A Chechen mother, with her small son on her lap, gently stops him from playing with a water bottle during the headmistress’s speech.
“We are glad to be here,” says another Chechen mother. “This is a peaceful place, with freedom of speech. We are pleased with the school. The teachers are good and there is a nice, friendly atmosphere.”
After the ceremony, the children find their classrooms and teachers for the new term.
It is a legal requirement that the asylum-seekers send their children to school and this village school, catering for children from kindergarten age to 14, has shown kindness and imagination in accommodating them.
All the children follow the Polish curriculum, although the Chechens are excused Catholic religious education and observe their Muslim faith privately. There are extra language classes for those who have grown up speaking Chechen at home and Russian in wider society.
“Most of the children pick up Polish very quickly,” says language teacher Arkadiusz Rogulski.
“There are lots of complementary lessons — something like 500 a year — not only Polish language but also sport, environmental studies and crafts, all taught in Polish,” says Monika Dziobek. “We have received EU funding for this and we hope it will continue.”
Russian, needed in this border area that sees many visitors from Belarus and Ukraine, is taught as a foreign language to the older children in years seven and eight.
English is taught earlier, and a small group of seven-year-olds, with their parents, are checking out the class of English teacher Joanna Lubańska-Tymoszuk.
“English is taught through Polish, not Russian,” says one concerned Chechen parent. “So our children need to know Polish first before they can learn English.”
Lubańska-Tymoszuk, 29, beams reassuringly.
“I will use pictures and sounds,” she says. “I will show them pictures and write the words on the blackboard. With the younger ones, we might try to sing a song.”
The children are already sitting in their chairs, two Chechen girls in the front row, two Polish girls in the second row and a Chechen boy off to one side.
“Children are individuals,” laughs Polish mother of seven Jolanta Nowak. “They choose their friends according to their character and temperament. It happens naturally.”
Chechen sisters eat ice creams after school in their one-room flat at a centre for asylum-seekers in Horbów, eastern Poland. © UNHCR/Rafal Kostrzyński
"More than anything, I want my daughters to have education and opportunities for the future.” © UNHCR/Rafal Kostrzyński
The first day of school is short and by afternoon, the Chechen families are back in Horbowianka, a former hotel. Now it is run by the Polish Office for Foreigners, the government agency responsible for assessing asylum claims, as a home for new arrivals awaiting decisions on their cases.
The home houses 74 people, all from Chechnya.
Besides shelter and meals, the residents receive small monetary allowances and Polish lessons. After six months, they are allowed to work and some do seasonal or construction jobs.
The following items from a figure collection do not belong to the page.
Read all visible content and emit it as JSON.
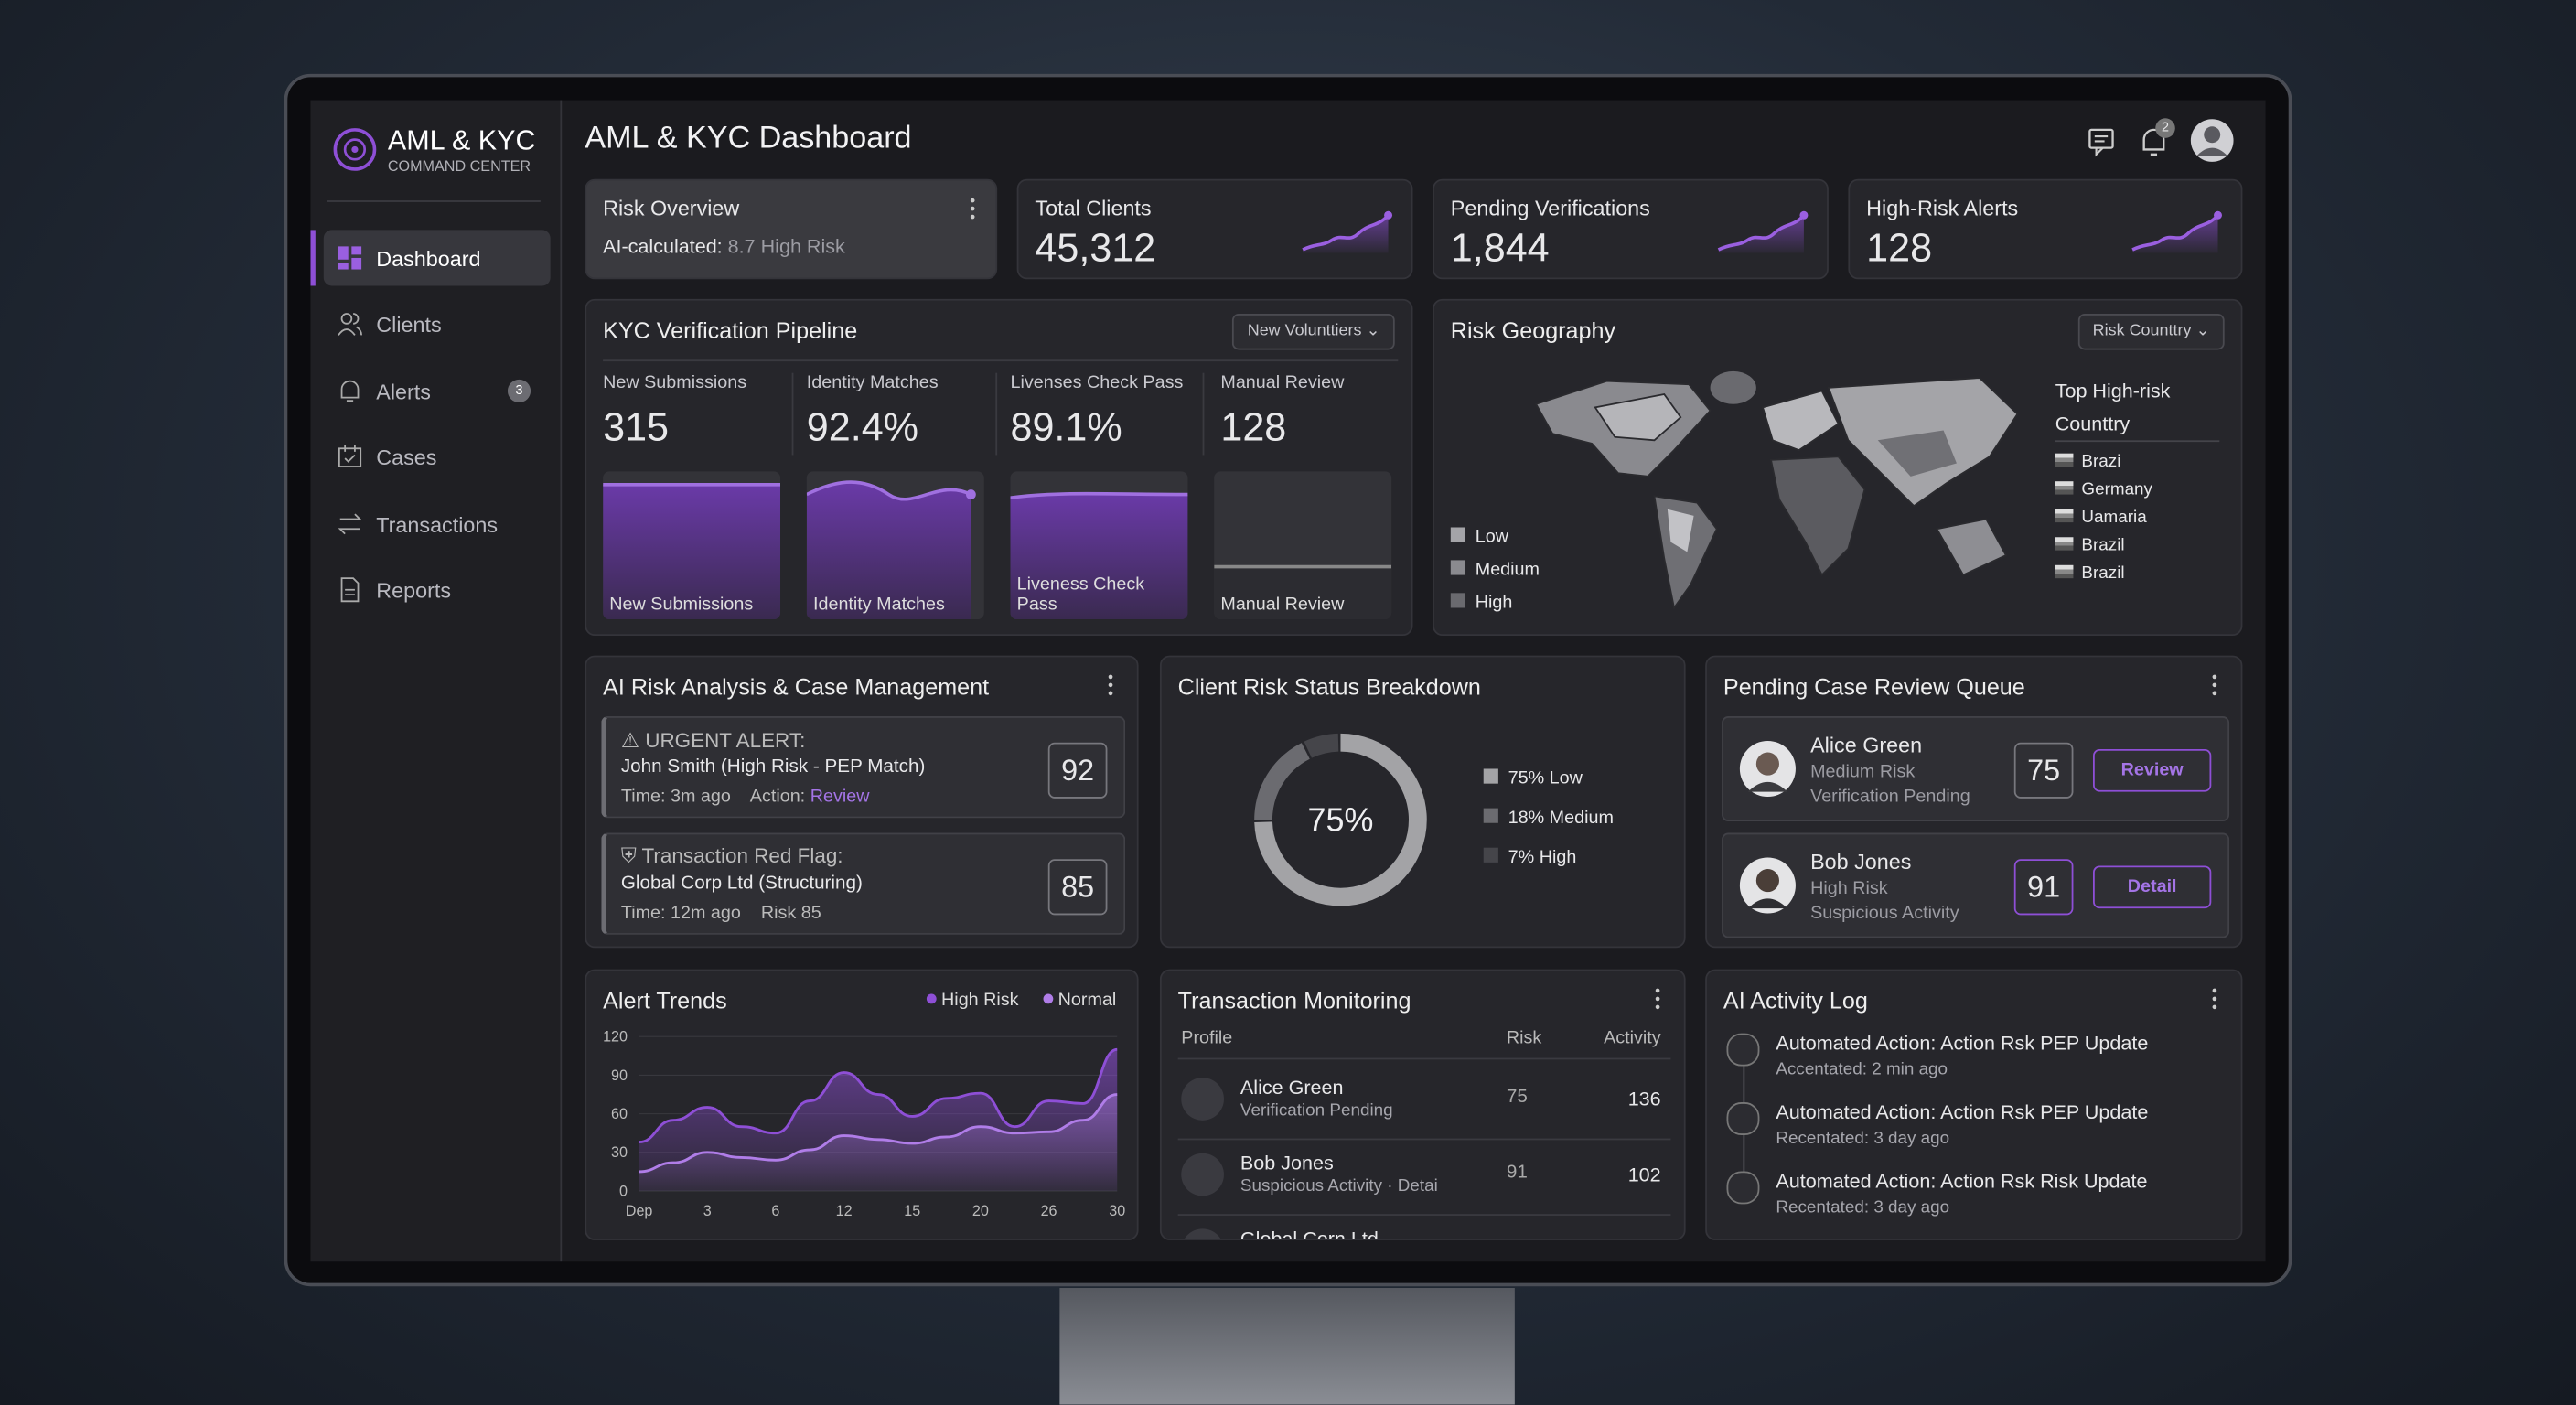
{
  "sidebar": {
    "brand": "AML & KYC",
    "subtitle": "COMMAND CENTER",
    "nav": [
      {
        "label": "Dashboard"
      },
      {
        "label": "Clients"
      },
      {
        "label": "Alerts",
        "badge": 3
      },
      {
        "label": "Cases"
      },
      {
        "label": "Transactions"
      },
      {
        "label": "Reports"
      }
    ]
  },
  "header": {
    "title": "AML & KYC Dashboard",
    "notifications": 2
  },
  "kpis": [
    {
      "label": "Risk Overview",
      "detail": "AI-calculated:",
      "detail_value": "8.7 High Risk"
    },
    {
      "label": "Total Clients",
      "value": "45,312"
    },
    {
      "label": "Pending Verifications",
      "value": "1,844"
    },
    {
      "label": "High-Risk Alerts",
      "value": 128
    }
  ],
  "pipeline": {
    "title": "KYC Verification Pipeline",
    "filter": "New Volunttiers",
    "stats": [
      {
        "label": "New Submissions",
        "value": 315
      },
      {
        "label": "Identity Matches",
        "value": "92.4%"
      },
      {
        "label": "Livenses Check Pass",
        "value": "89.1%"
      },
      {
        "label": "Manual Review",
        "value": 128
      }
    ],
    "bars": [
      "New Submissions",
      "Identity Matches",
      "Liveness Check Pass",
      "Manual Review"
    ]
  },
  "geography": {
    "title": "Risk Geography",
    "filter": "Risk Counttry",
    "legend": [
      "Low",
      "Medium",
      "High"
    ],
    "top_title": "Top High-risk Counttry",
    "countries": [
      "Brazi",
      "Germany",
      "Uamaria",
      "Brazil",
      "Brazil"
    ]
  },
  "ai_risk": {
    "title": "AI Risk Analysis & Case Management",
    "alerts": [
      {
        "heading": "URGENT ALERT:",
        "subject": "John Smith (High Risk - PEP Match)",
        "time": "Time: 3m ago",
        "action_label": "Action:",
        "action": "Review",
        "score": 92
      },
      {
        "heading": "Transaction Red Flag:",
        "subject": "Global Corp Ltd (Structuring)",
        "time": "Time: 12m ago",
        "risk": "Risk 85",
        "score": 85
      }
    ]
  },
  "risk_breakdown": {
    "title": "Client Risk Status Breakdown",
    "center_label": "75%",
    "segments": [
      {
        "label": "75% Low",
        "value": 75,
        "color": "#a3a3a6"
      },
      {
        "label": "18% Medium",
        "value": 18,
        "color": "#6b6b70"
      },
      {
        "label": "7% High",
        "value": 7,
        "color": "#45454a"
      }
    ]
  },
  "case_queue": {
    "title": "Pending Case Review Queue",
    "cases": [
      {
        "name": "Alice Green",
        "risk": "Medium Risk",
        "status": "Verification Pending",
        "score": 75,
        "action": "Review"
      },
      {
        "name": "Bob Jones",
        "risk": "High Risk",
        "status": "Suspicious Activity",
        "score": 91,
        "action": "Detail"
      }
    ]
  },
  "alert_trends": {
    "title": "Alert Trends",
    "categories": [
      "Dep",
      null,
      "3",
      null,
      "6",
      null,
      "12",
      null,
      "15",
      null,
      "20",
      null,
      "26",
      null,
      "30"
    ],
    "series": [
      {
        "name": "High Risk",
        "color": "#8e4fd6",
        "values": [
          38,
          55,
          65,
          50,
          45,
          70,
          92,
          75,
          58,
          72,
          76,
          50,
          70,
          68,
          110
        ]
      },
      {
        "name": "Normal",
        "color": "#b07de8",
        "values": [
          15,
          22,
          30,
          26,
          24,
          32,
          43,
          40,
          37,
          42,
          50,
          45,
          46,
          55,
          75
        ]
      }
    ],
    "ylim": [
      0,
      120
    ],
    "yticks": [
      0,
      30,
      60,
      90,
      120
    ]
  },
  "transactions": {
    "title": "Transaction Monitoring",
    "columns": [
      "Profile",
      "Risk",
      "Activity"
    ],
    "rows": [
      {
        "name": "Alice Green",
        "detail": "Verification Pending",
        "risk": 75,
        "activity": 136
      },
      {
        "name": "Bob Jones",
        "detail": "Suspicious Activity · Detai",
        "risk": 91,
        "activity": 102
      },
      {
        "name": "Global Corn Ltd"
      }
    ]
  },
  "activity_log": {
    "title": "AI Activity Log",
    "items": [
      {
        "action": "Automated Action: Action Rsk PEP Update",
        "meta": "Accentated: 2 min ago"
      },
      {
        "action": "Automated Action: Action Rsk PEP Update",
        "meta": "Recentated: 3 day ago"
      },
      {
        "action": "Automated Action: Action Rsk Risk Update",
        "meta": "Recentated: 3 day ago"
      }
    ]
  }
}
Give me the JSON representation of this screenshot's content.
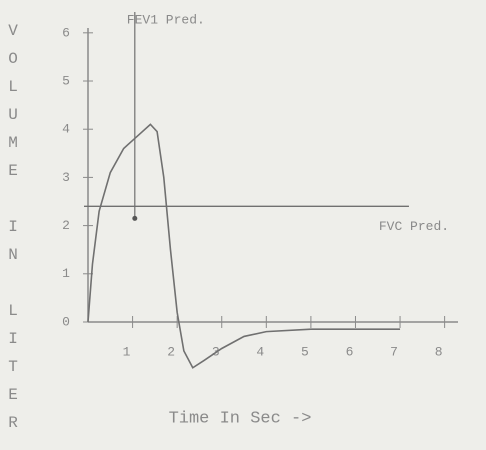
{
  "chart_data": {
    "type": "line",
    "y_label": "VOLUME IN LITER",
    "x_label": "Time In Sec ->",
    "x": [
      0,
      0.1,
      0.25,
      0.5,
      0.8,
      1.1,
      1.4,
      1.55,
      1.7,
      1.85,
      2.0,
      2.15,
      2.35,
      2.6,
      3.0,
      3.5,
      4.0,
      5.0,
      6.0,
      7.0
    ],
    "values": [
      0,
      1.2,
      2.3,
      3.1,
      3.6,
      3.85,
      4.1,
      3.95,
      3.0,
      1.5,
      0.2,
      -0.6,
      -0.95,
      -0.8,
      -0.55,
      -0.3,
      -0.2,
      -0.15,
      -0.15,
      -0.15
    ],
    "color": "#707070",
    "xlim": [
      0,
      8.3
    ],
    "ylim": [
      -1.1,
      6.1
    ],
    "xticks": [
      1,
      2,
      3,
      4,
      5,
      6,
      7,
      8
    ],
    "yticks": [
      0,
      1,
      2,
      3,
      4,
      5,
      6
    ],
    "fvc_pred": {
      "label": "FVC Pred.",
      "value": 2.4,
      "x_end": 7.2
    },
    "fev1_pred": {
      "label": "FEV1 Pred.",
      "x": 1.05,
      "value": 2.15
    }
  }
}
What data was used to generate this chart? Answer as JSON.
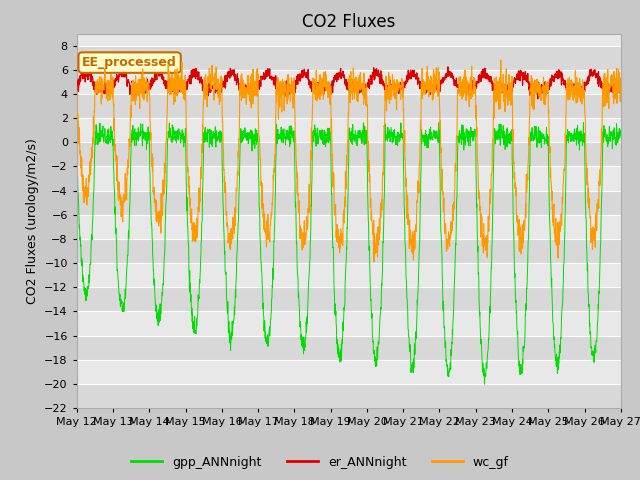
{
  "title": "CO2 Fluxes",
  "ylabel": "CO2 Fluxes (urology/m2/s)",
  "ylim": [
    -22,
    9
  ],
  "yticks": [
    -22,
    -20,
    -18,
    -16,
    -14,
    -12,
    -10,
    -8,
    -6,
    -4,
    -2,
    0,
    2,
    4,
    6,
    8
  ],
  "gpp_color": "#00dd00",
  "er_color": "#dd0000",
  "wc_color": "#ff9900",
  "legend_labels": [
    "gpp_ANNnight",
    "er_ANNnight",
    "wc_gf"
  ],
  "annotation": "EE_processed",
  "annotation_color": "#cc6600",
  "annotation_bg": "#ffffcc",
  "fig_bg": "#c8c8c8",
  "plot_bg_light": "#e8e8e8",
  "plot_bg_dark": "#d8d8d8",
  "start_day": 12,
  "end_day": 27,
  "n_points": 2000,
  "title_fontsize": 12,
  "label_fontsize": 9,
  "tick_fontsize": 8
}
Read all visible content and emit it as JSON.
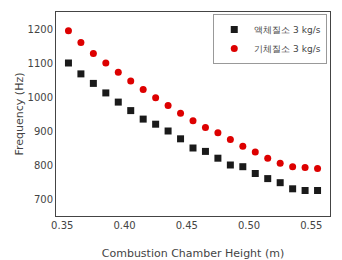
{
  "chart_data": {
    "type": "scatter",
    "xlabel": "Combustion Chamber Height (m)",
    "ylabel": "Frequency (Hz)",
    "x": [
      0.355,
      0.365,
      0.375,
      0.385,
      0.395,
      0.405,
      0.415,
      0.425,
      0.435,
      0.445,
      0.455,
      0.465,
      0.475,
      0.485,
      0.495,
      0.505,
      0.515,
      0.525,
      0.535,
      0.545,
      0.555
    ],
    "series": [
      {
        "name": "액체질소 3 kg/s",
        "color": "#1a1a1a",
        "marker": "square",
        "values": [
          1100,
          1068,
          1040,
          1012,
          985,
          960,
          935,
          920,
          900,
          877,
          850,
          840,
          820,
          800,
          795,
          775,
          760,
          748,
          730,
          725,
          725
        ]
      },
      {
        "name": "기체질소 3 kg/s",
        "color": "#dd0000",
        "marker": "circle",
        "values": [
          1195,
          1160,
          1128,
          1100,
          1073,
          1047,
          1022,
          998,
          975,
          952,
          930,
          910,
          895,
          875,
          855,
          838,
          820,
          805,
          795,
          793,
          790
        ]
      }
    ],
    "xlim": [
      0.345,
      0.565
    ],
    "ylim": [
      650,
      1250
    ],
    "xticks": [
      0.35,
      {
        "value": 0.4,
        "label": "0.40"
      },
      0.45,
      {
        "value": 0.5,
        "label": "0.50"
      },
      0.55
    ],
    "yticks": [
      700,
      800,
      900,
      1000,
      1100,
      1200
    ],
    "grid": false,
    "legend": "upper right"
  }
}
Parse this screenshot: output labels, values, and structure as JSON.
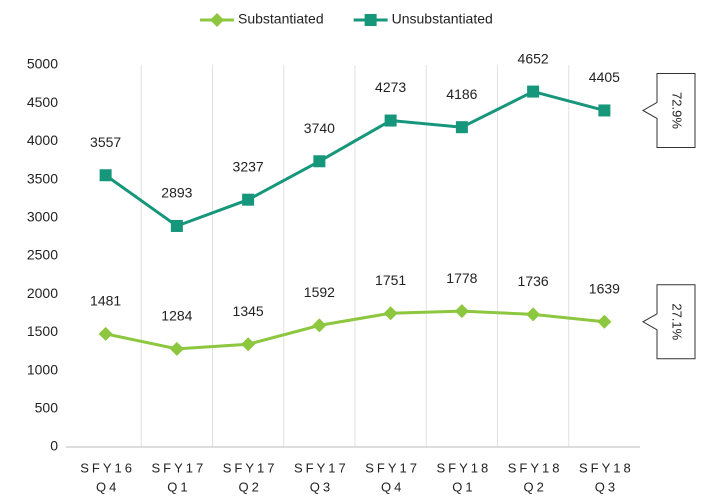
{
  "chart_data": {
    "type": "line",
    "categories": [
      [
        "SFY16",
        "Q4"
      ],
      [
        "SFY17",
        "Q1"
      ],
      [
        "SFY17",
        "Q2"
      ],
      [
        "SFY17",
        "Q3"
      ],
      [
        "SFY17",
        "Q4"
      ],
      [
        "SFY18",
        "Q1"
      ],
      [
        "SFY18",
        "Q2"
      ],
      [
        "SFY18",
        "Q3"
      ]
    ],
    "series": [
      {
        "name": "Substantiated",
        "color": "#8dc63f",
        "marker": "diamond",
        "values": [
          1481,
          1284,
          1345,
          1592,
          1751,
          1778,
          1736,
          1639
        ],
        "annotation": "27.1%"
      },
      {
        "name": "Unsubstantiated",
        "color": "#16967a",
        "marker": "square",
        "values": [
          3557,
          2893,
          3237,
          3740,
          4273,
          4186,
          4652,
          4405
        ],
        "annotation": "72.9%"
      }
    ],
    "ylim": [
      0,
      5000
    ],
    "yticks": [
      0,
      500,
      1000,
      1500,
      2000,
      2500,
      3000,
      3500,
      4000,
      4500,
      5000
    ],
    "grid": true,
    "legend": "top"
  }
}
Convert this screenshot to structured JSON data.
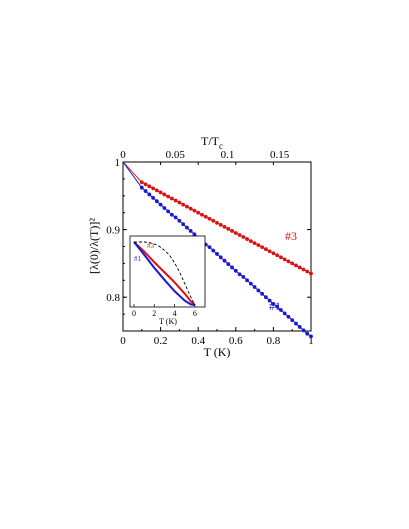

One resident, who represents the Chechen community, helping to solve practical problems and smoothing any misunderstandings in the village, takes us to meet his family at the home.
“I used to visit my Mum every week. Now we only have WhatsApp.”
His wife opens the door to their cramped room. The couple have three daughters – the girls who took roses for the head.
“I never thought I would leave Chechnya but my mother encouraged me to go,” says the man’s wife. “I used to visit my Mum every week. Now we only have WhatsApp.
“I witnessed two wars in Chechnya and only finished seven years of school. I had wanted to be a nurse. Now, more than anything, I want my daughters to have education and opportunities for the future.”